There’s no contesting the positive impact that petting, snuggling with, or looking forward to a visit from an adorable dog can have on the elderly. Unfortunately, many of them aren’t able to keep or have a pet for a number of reasons: finances, mobility, and other practicalities.

She decided that shouldn’t stop them from being able to have regular visits to look forward to, bringing them not only happiness, but a number of the therapeutic benefits.

Many of these dogs have been adopted from shelters, including Bandit, a seven-year-old rescue Collie whose resume includes visiting people in hospice. For the past few years, she and her owner, Lori, have paid regular visits to 101-year-old Miriam, who loves playing fetch with Bandit and talking about all of the animals she’s loved before him.

“He comes in usually checks out all of the rooms in the house. I think he’s protecting me,” said Miriam. “We always rub noses, and he pushes his rear end up to me, like he wants to sit on my lap. I’m a very small person, so I rub his rear end and he plops down on my feet.”

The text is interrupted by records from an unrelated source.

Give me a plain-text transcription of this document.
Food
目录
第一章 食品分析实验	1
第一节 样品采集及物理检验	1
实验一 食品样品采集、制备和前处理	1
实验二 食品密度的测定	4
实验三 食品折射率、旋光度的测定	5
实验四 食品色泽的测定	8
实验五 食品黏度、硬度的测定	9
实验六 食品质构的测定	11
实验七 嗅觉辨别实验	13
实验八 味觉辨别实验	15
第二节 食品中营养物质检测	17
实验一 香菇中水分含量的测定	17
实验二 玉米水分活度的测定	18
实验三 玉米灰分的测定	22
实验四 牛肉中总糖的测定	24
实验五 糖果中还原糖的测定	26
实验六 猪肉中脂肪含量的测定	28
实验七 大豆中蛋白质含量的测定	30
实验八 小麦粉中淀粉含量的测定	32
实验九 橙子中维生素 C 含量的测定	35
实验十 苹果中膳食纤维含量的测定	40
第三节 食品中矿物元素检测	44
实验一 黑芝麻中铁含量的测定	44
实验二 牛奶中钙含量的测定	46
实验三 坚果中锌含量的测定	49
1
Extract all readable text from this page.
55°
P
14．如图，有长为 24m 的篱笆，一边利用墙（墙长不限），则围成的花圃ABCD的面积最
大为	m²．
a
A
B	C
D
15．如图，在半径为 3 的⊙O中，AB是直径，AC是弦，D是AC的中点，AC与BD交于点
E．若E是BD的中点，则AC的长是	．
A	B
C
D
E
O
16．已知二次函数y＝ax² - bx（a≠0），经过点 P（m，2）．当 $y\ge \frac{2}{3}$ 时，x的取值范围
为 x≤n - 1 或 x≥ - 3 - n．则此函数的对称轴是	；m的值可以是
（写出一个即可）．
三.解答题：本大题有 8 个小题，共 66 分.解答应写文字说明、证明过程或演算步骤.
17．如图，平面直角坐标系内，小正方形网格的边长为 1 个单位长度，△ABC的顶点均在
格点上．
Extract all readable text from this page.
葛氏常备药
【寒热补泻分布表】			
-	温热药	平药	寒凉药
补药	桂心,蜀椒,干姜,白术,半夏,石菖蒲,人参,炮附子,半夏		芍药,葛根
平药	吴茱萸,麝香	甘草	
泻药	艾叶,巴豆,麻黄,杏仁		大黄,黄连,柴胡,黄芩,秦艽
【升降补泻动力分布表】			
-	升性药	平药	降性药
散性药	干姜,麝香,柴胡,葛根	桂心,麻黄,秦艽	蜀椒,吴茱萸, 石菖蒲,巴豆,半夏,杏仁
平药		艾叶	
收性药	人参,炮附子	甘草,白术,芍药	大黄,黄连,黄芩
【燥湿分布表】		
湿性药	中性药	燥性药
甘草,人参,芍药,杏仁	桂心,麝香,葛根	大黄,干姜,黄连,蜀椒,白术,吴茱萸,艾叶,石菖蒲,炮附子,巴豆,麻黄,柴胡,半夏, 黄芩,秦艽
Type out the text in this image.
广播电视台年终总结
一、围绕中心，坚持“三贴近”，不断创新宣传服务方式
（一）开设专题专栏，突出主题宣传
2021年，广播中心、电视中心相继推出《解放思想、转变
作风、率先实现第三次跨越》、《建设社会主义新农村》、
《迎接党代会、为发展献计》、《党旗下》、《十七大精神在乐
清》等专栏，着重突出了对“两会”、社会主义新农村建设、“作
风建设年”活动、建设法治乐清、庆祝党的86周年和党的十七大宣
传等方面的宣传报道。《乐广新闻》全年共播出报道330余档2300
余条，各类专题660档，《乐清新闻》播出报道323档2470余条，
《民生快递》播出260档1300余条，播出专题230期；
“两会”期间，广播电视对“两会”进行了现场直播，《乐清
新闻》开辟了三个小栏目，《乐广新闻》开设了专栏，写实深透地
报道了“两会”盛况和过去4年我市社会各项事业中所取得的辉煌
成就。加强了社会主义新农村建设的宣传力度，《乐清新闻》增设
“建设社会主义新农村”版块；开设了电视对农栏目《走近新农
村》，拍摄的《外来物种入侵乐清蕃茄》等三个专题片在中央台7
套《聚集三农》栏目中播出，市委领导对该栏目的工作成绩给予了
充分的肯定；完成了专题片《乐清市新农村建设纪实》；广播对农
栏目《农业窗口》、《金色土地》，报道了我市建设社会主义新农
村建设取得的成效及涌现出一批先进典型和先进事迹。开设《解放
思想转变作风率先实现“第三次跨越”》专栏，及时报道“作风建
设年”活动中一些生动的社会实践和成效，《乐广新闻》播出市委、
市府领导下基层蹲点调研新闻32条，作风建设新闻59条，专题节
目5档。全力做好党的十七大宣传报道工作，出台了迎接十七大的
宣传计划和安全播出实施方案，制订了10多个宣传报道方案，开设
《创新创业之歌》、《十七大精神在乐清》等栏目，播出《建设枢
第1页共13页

John, a veteran of both the Korean and Vietnam wars, and his wife Mary Elizabeth find similar joy with their Caregiver Canine companion.

John first called Caregiver Canines of Central New Jersey after he was forced to give up his driver’s license due to medical issues. Mary Elizabeth is now in a wheelchair and unable to get around. The two of them needed some extra companionship, so fellow veteran and volunteer Frank brings Earle, his pet therapy dog to visit, every week.

“Mary Elizabeth really looks forward to her time with Earle, he sits at her feet and she pets him, calling him her ‘sweet baby,’” John said.

According to the Journal of  Community Health Nursing, 28% of non-institutionalized older people live alone, and participation in a visiting pet therapy program had an irrefutably positive impact not only on social health and wellness, but cardiovascular health as well.

The “older population” in the U.S. has also increased from 6.3 million since 2000 to 41.4 million in 2011— today, one in eight Americans are over the age of 65.

Currently, Caregiver Canines is operating in New Jersey with chapters in Pennsylvania, Ohio, North Carolina and Texas.

This was made possible by a strategic partnership with the National Volunteer Caregiving Network, who is promoting the program and training materials through their nationwide network of nonprofit sites.

“Since we began in 2009, I’ve seen firsthand the impact these visits have on not only the elderly person being visited, but the volunteers as well,” Whiteman said.

“We are connecting people who would never ordinarily meet each other in real life and over their shared loved of dogs, they create wonderful, lasting, deep friendships.”